A procuradora-geral de Justiça Maria de Fátima Rodrigues Travassos Cordeiro participou nesta sexta-feira, 28, da audiência pública sobre as Diretrizes Curriculares Nacionais para a Educação Infantil, no auditório da Procuradoria Geral de Justiça, Centro. O promotor da Educação, Paulo Avelar e o diretor da Secretaria para Assuntos Institucionais, promotor Orfileno Bezerra Neto também participaram das discussões para atualizar e dar novas diretrizes para a Educação Infantil do país.
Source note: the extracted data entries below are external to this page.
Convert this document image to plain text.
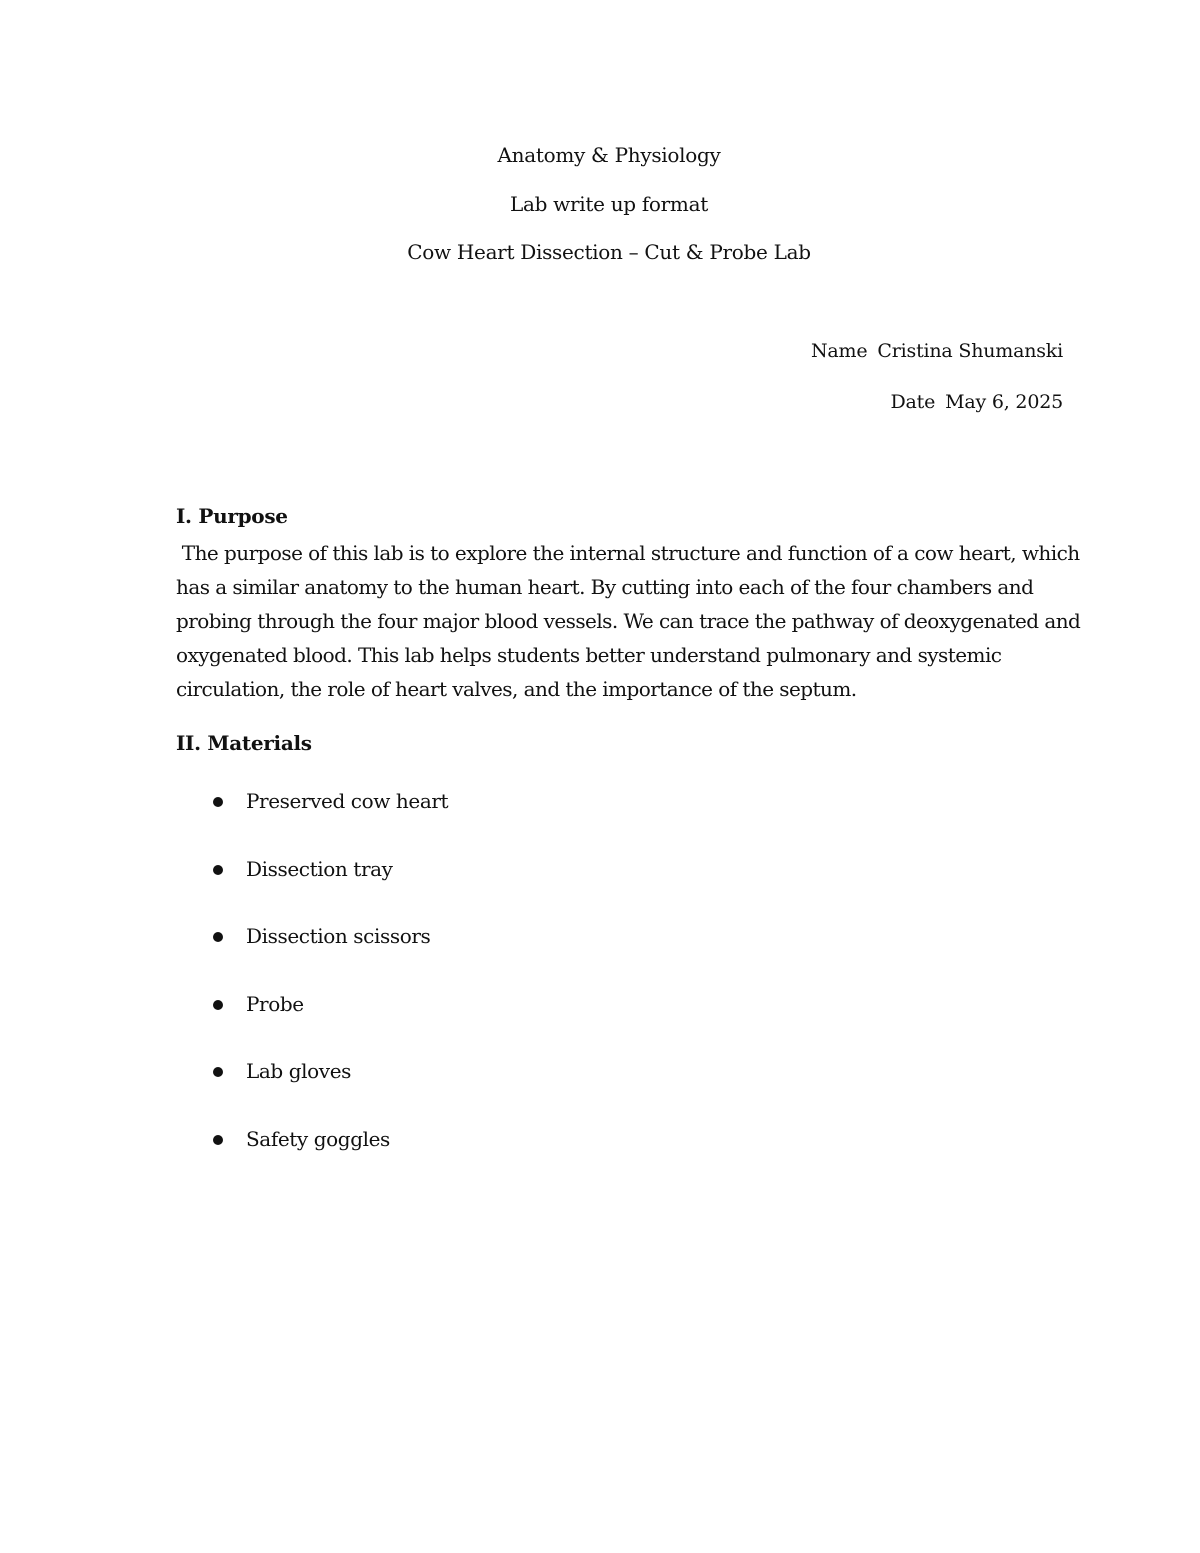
Anatomy & Physiology
Lab write up format
Cow Heart Dissection – Cut & Probe Lab
Name Cristina Shumanski
Date May 6, 2025
I. Purpose

The purpose of this lab is to explore the internal structure and function of a cow heart, which
has a similar anatomy to the human heart. By cutting into each of the four chambers and
probing through the four major blood vessels. We can trace the pathway of deoxygenated and
oxygenated blood. This lab helps students better understand pulmonary and systemic
circulation, the role of heart valves, and the importance of the septum.

II. Materials
Preserved cow heart
Dissection tray
Dissection scissors
Probe
Lab gloves
Safety goggles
“É uma oportunidade na qual a sociedade terá o direito de discutir os rumos da Educação Infantil no país. A Educação é um direito garantido à criança e um dever do Estado. O Ministério Público do Maranhão por meio de suas promotorias tem lutado para assegurar o acesso das crianças à escola”, informou Fátima Travassos, durante a mesa de abertura da audiência.
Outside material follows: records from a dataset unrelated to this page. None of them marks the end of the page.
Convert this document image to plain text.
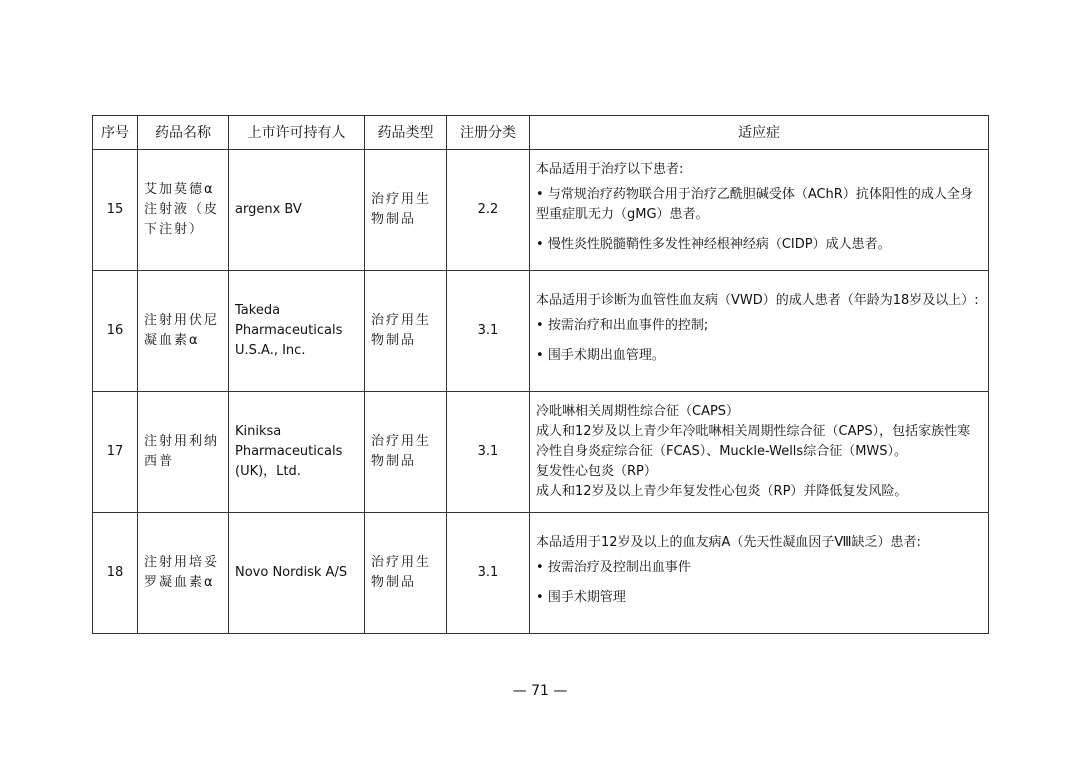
序号	药品名称	上市许可持有人	药品类型	注册分类	适应症
15	艾加莫德α注射液（皮下注射）	argenx BV	治疗用生物制品	2.2	本品适用于治疗以下患者:
• 与常规治疗药物联合用于治疗乙酰胆碱受体（AChR）抗体阳性的成人全身型重症肌无力（gMG）患者。
• 慢性炎性脱髓鞘性多发性神经根神经病（CIDP）成人患者。

16	注射用伏尼凝血素α	Takeda Pharmaceuticals U.S.A., Inc.	治疗用生物制品	3.1	本品适用于诊断为血管性血友病（VWD）的成人患者（年龄为18岁及以上）:
• 按需治疗和出血事件的控制;
• 围手术期出血管理。

17	注射用利纳西普	Kiniksa Pharmaceuticals (UK)，Ltd.	治疗用生物制品	3.1	冷吡啉相关周期性综合征（CAPS）
成人和12岁及以上青少年冷吡啉相关周期性综合征（CAPS），包括家族性寒冷性自身炎症综合征（FCAS）、Muckle-Wells综合征（MWS）。
复发性心包炎（RP）
成人和12岁及以上青少年复发性心包炎（RP）并降低复发风险。

18	注射用培妥罗凝血素α	Novo Nordisk A/S	治疗用生物制品	3.1	本品适用于12岁及以上的血友病A（先天性凝血因子Ⅷ缺乏）患者:
• 按需治疗及控制出血事件
• 围手术期管理
— 71 —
Também participaram da audiência, o presidente da Câmara de Educação Básica do Conselho Nacional de Educação, César Calegari, o secretário municipal da Educação, Moacyr Feitosa, representantes da União Nacional dos Dirigentes Municipais da Educação (Undime), de Conselhos de Educação, Conselhos Tutelares, Unicef, Câmara Municipal de Vereadores, pesquisadores, professores, gestores, entidades e instituições que atuam na Educação Básica.
Para o secretário municipal de Educação, Moacyr Feitosa, o evento teve como meta superar as desigualdades e incluir todas as crianças na rede educacional. “Vamos retirar daqui as contribuições que o Maranhão pode dar para a construção das novas diretrizes da Educação”, reafirmou. Dados do Conselho Nacional de Educação apontam que dos mais de 12 milhões de crianças de 0 a 3 anos, só 9,7% estudam em creches, quando o Plano Nacional de Educação prevê 30%.
Na pré-escola, a situação é semelhante: dos 6 milhões de crianças entre 4 e 5 anos, mais de 2 milhões estão desassistidas no campo da Educação. “Precisamos dar um melhor acesso a essas crianças, principalmente no Norte e Nordeste do país. Essa (Educação Infantil) não é uma educação menor, é a base da formação de cada criança”, explicou César Calegrari.